The rise of groomed-from-birth-to-be-a-star David Archuleta, the premiere of the Danny Bonaduce-hosted TV show where stage parents compete to be the least crazy ones, and the recent travails of such former child stars as the Spearses and [insert recent TMZ featuree here] have got me thinking a lot lately about the upside to being a child star, for both the parents and the children. Sure, the paydays can be decent in the short run, but the long-term effects can be deadly, from the dreaded, unshakable feeling of having peaked way, way early in life to the current state of celebrity culture, in which any D-lister of yore has the “opportunity” to humiliate themselves on TV and keep their names in the press. Well, yesterday’s New York Post story on the current travails of the Jackson family–one is currently bagging groceries at Vons; another is a boomerang child–only served to further my suspicions about the sanity anyone who wants to make their kids a star. Namely, they’re crazy.
Marlon Jackson, 51, an original Jackson Five member who stocks shelves at a Vons supermarket in San Diego, had to temporarily move into an extended-stay hotel.
Randy, 46, does odd jobs, including fixing cars in a Los Angeles garage owned by a family friend. He recently claimed Michael was going to give him $1.7 million – “a pipe dream,” said another brother last week.
Jackie, 56, the oldest and most debonair of the brothers, is struggling to manage his son Siggy’s aspiring rap career after an Internet clothing business startup and attempts to produce music failed.
Jermaine, 54, shuttles back and forth from his girlfriend’s home in Ventura County, Calif., to his parents’ mansion in Encino, where Jackie and Randy still bunk.
Tito, 55, is the only brother still making music, but it’s a meager living. The guitarist fronts a blues and jazz band that plays small venues and nets him $500 and $1,500 per occasional gig – a far cry from the days when the Jacksons could pull in 50,000 people at $30 a ticket.
Family patriarch Joseph Jackson, 79, spends most of his waking hours conjuring up schemes he hopes will replenish a bank account that once had more money than the FDIC cared to insure. Peddling musical girl groups in Las Vegas and a book about his family in Germany, Joseph, despite evidence to the contrary, is not convinced that time and the music industry have passed him by.
“We can get back out there and set the world on fire,” he told The Post last week. “If the Rolling Stones can still rake in the money, so, too, can my boys.”

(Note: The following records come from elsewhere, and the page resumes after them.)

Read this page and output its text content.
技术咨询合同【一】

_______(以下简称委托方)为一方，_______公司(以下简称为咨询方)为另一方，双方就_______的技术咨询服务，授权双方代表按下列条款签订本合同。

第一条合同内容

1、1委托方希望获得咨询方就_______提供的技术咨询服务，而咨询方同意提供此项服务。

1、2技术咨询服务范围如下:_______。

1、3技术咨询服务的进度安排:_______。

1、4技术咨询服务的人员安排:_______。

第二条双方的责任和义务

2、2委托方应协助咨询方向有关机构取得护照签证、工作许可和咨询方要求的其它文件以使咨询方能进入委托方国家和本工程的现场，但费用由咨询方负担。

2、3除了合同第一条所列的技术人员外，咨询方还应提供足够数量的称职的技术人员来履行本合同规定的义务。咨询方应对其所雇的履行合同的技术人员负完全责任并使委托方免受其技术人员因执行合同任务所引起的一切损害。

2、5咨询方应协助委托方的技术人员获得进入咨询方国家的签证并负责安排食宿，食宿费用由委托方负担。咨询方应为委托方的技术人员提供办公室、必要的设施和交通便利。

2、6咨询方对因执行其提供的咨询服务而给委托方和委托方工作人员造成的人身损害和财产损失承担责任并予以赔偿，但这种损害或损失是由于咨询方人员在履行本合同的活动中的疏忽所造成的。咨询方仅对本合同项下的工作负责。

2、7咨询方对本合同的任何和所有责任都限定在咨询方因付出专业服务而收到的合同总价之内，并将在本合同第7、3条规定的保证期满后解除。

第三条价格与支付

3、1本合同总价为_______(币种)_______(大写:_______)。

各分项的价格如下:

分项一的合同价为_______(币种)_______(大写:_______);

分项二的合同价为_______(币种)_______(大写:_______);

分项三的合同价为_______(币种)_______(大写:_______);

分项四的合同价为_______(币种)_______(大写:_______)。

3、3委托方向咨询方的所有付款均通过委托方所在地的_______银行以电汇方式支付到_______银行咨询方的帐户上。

Well, they probably wouldn’t be able to rake in much without Michael, who’s cited in the Post story as treating his brothers like absolute garbage–not paying them for their appearance at his 30th-anniversary concerts in 2001, keeping their albums in label limbo after he signed them to his label MJJ Records. Given that he’s been having his own problems lately maybe he’d give his family another chance to get back into his good graces–and his relatively high drawing power–as a sort of pre-50th-birthday peace offering. Anyone want to see if Jermaine Dupri can come in as family counselor?